Future Directions and Commentary

Next, the researchers plan to explore the molecular mechanisms underlying this syndrome experimentally. This deeper understanding aims to provide biological insights that could one day lead to targeted interventions.

“What I found remarkable is how such a common cause of a neurodevelopmental disorder has been missed in the field because we’ve been focusing on coding genes,” says Heather Mefford, MD, PhD, of the Center for Pediatric Neurological Disease Research at St. Jude Children’s Research Hospital who was not involved with the research. “This study’s discovery of mutations in non-coding genes, especially RNU4-2, highlights a significant and previously overlooked cause. It underscores the need to look beyond coding regions, which could reveal many other genetic causes, opening new diagnostic possibilities and research opportunities.”

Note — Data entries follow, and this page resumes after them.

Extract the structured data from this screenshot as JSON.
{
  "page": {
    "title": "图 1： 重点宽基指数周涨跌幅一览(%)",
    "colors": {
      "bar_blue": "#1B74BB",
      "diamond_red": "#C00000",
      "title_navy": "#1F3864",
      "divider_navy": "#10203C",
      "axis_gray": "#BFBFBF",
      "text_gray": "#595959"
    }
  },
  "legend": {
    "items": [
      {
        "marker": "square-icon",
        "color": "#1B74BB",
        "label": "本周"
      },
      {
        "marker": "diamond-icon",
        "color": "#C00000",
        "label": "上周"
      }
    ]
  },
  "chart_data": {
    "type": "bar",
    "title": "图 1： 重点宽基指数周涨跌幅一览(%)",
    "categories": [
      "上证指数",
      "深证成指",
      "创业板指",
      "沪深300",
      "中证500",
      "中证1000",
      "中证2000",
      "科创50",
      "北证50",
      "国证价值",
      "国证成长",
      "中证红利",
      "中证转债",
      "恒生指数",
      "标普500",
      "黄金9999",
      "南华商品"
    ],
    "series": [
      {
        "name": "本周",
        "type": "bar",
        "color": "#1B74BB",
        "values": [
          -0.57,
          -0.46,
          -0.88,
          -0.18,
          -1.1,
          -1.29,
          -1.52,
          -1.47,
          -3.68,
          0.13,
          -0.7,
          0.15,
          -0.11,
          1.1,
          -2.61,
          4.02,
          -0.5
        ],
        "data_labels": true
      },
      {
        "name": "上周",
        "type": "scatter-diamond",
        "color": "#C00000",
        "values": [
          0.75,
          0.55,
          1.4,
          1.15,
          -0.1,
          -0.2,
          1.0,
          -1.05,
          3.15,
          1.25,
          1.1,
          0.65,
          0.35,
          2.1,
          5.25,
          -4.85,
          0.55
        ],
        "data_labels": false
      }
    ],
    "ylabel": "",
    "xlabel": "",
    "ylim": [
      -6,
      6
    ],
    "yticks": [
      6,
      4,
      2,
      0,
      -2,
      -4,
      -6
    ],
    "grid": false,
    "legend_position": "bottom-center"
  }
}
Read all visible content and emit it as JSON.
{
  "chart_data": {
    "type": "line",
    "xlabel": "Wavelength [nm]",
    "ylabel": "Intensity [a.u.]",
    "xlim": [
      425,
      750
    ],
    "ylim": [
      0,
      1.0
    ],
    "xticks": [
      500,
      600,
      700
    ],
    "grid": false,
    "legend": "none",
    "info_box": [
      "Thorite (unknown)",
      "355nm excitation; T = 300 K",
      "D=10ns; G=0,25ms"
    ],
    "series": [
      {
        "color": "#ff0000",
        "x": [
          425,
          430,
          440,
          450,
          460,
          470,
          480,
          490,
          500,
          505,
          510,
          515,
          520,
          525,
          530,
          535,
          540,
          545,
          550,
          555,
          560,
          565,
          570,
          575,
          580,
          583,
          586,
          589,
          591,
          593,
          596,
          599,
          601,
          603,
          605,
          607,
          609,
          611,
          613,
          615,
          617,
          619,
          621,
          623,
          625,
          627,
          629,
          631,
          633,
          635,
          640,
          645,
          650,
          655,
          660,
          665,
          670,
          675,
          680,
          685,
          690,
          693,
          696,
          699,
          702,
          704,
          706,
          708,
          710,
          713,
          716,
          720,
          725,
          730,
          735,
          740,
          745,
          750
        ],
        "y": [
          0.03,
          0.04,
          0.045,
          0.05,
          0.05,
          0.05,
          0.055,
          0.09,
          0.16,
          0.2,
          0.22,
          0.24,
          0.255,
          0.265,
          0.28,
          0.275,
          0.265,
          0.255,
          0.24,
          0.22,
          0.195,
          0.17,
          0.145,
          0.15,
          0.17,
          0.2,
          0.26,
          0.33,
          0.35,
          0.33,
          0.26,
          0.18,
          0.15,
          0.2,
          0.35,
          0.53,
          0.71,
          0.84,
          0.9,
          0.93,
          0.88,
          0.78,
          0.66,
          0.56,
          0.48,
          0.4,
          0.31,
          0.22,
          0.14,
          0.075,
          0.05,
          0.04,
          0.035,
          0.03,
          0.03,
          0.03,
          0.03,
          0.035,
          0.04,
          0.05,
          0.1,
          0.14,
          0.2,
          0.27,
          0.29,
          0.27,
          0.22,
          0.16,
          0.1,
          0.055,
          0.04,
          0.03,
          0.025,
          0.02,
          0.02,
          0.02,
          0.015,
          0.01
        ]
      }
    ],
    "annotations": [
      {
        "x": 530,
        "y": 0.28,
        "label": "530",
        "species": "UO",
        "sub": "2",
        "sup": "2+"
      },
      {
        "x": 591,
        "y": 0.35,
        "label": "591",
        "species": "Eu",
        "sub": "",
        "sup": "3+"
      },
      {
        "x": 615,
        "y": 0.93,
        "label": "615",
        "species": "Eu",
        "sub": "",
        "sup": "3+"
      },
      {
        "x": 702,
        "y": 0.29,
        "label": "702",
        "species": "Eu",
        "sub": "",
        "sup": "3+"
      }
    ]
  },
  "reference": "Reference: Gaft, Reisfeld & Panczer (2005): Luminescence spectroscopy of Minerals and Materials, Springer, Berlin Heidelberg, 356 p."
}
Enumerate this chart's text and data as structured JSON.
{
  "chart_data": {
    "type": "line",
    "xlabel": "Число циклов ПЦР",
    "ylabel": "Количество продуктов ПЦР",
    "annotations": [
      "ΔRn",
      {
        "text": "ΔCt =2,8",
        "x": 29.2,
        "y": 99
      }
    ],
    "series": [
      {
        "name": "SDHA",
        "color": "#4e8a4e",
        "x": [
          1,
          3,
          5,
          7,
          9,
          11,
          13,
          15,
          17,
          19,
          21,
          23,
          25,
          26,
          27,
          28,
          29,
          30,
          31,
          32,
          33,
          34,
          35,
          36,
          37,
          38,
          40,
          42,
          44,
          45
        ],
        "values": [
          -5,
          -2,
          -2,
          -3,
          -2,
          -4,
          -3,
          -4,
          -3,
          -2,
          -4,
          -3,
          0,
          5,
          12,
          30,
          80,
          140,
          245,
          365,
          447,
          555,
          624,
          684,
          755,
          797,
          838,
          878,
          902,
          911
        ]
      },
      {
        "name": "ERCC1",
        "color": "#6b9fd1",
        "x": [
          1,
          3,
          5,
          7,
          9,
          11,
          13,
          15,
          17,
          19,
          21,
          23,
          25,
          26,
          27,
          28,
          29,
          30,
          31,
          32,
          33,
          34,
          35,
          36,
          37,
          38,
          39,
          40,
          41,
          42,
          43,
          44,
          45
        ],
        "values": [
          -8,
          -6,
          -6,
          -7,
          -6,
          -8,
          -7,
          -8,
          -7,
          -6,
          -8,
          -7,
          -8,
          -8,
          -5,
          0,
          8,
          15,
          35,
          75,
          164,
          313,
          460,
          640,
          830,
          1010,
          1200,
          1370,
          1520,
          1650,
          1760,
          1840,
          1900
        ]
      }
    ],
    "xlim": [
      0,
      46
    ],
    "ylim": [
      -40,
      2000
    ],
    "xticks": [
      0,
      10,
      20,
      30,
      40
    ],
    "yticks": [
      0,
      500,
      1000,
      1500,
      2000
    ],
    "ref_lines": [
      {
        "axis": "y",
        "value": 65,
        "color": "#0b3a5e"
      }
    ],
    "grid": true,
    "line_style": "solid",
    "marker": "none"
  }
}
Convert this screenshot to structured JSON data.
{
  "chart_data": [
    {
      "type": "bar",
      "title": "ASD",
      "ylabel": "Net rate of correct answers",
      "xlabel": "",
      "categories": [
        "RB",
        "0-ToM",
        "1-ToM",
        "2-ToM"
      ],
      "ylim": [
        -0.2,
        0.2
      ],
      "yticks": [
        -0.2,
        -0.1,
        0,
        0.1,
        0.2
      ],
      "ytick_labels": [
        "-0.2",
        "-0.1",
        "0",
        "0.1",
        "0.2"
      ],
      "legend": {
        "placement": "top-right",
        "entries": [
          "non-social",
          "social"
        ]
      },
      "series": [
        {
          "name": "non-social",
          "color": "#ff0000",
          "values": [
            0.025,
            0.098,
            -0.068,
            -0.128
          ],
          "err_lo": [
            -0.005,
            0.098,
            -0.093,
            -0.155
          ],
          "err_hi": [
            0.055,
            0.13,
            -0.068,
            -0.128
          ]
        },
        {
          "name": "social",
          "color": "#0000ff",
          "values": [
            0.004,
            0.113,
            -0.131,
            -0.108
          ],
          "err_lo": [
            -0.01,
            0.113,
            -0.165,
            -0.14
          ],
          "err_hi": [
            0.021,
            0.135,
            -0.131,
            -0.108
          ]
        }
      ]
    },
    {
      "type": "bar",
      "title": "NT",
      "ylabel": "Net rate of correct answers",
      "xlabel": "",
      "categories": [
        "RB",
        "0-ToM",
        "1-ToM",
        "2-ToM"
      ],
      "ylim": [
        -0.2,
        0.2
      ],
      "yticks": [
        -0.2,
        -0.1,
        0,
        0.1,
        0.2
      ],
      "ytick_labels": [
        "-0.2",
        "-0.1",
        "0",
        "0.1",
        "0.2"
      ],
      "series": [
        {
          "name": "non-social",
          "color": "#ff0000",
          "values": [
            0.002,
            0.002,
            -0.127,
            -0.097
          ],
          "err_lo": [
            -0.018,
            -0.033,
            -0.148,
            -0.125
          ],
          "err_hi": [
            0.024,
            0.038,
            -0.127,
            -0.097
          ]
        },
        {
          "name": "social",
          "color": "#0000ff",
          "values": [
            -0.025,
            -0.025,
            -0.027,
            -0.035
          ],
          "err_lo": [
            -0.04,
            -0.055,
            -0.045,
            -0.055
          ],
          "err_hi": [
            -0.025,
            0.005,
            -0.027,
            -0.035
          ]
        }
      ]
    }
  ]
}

The paper is titled “Mutations in the U4 snRNA gene RNU4-2 cause one of the most prevalent monogenic neurodevelopmental disorders.”

Reference: “Mutations in the U4 snRNA gene RNU4-2 cause one of the most prevalent monogenic neurodevelopmental disorders” by Daniel Greene, Chantal Thys, Ian R. Berry, Joanna Jarvis, Els Ortibus, Andrew D. Mumford, Kathleen Freson and Ernest Turro, 31 May 2024, Nature Medicine.
DOI: 10.1038/s41591-024-03085-5

The remaining authors of the paper are Chantal Thys (KU Leuven, Belgium); Ian R. Berry, MD (University of Bristol, UK); Joanna Jarvis, MD (Birmingham Womens’ Hospital, UK); Els Ortibus, MD, PhD (KU Leuven, Belgium); Andrew D. Mumford, MD (University of Bristol, UK); and Kathleen Freson, PhD (KU Leuven, Belgium).

The work was supported, in part, by NIH awards R01HL161365 and R03HD111492. See the paper for further details on funding.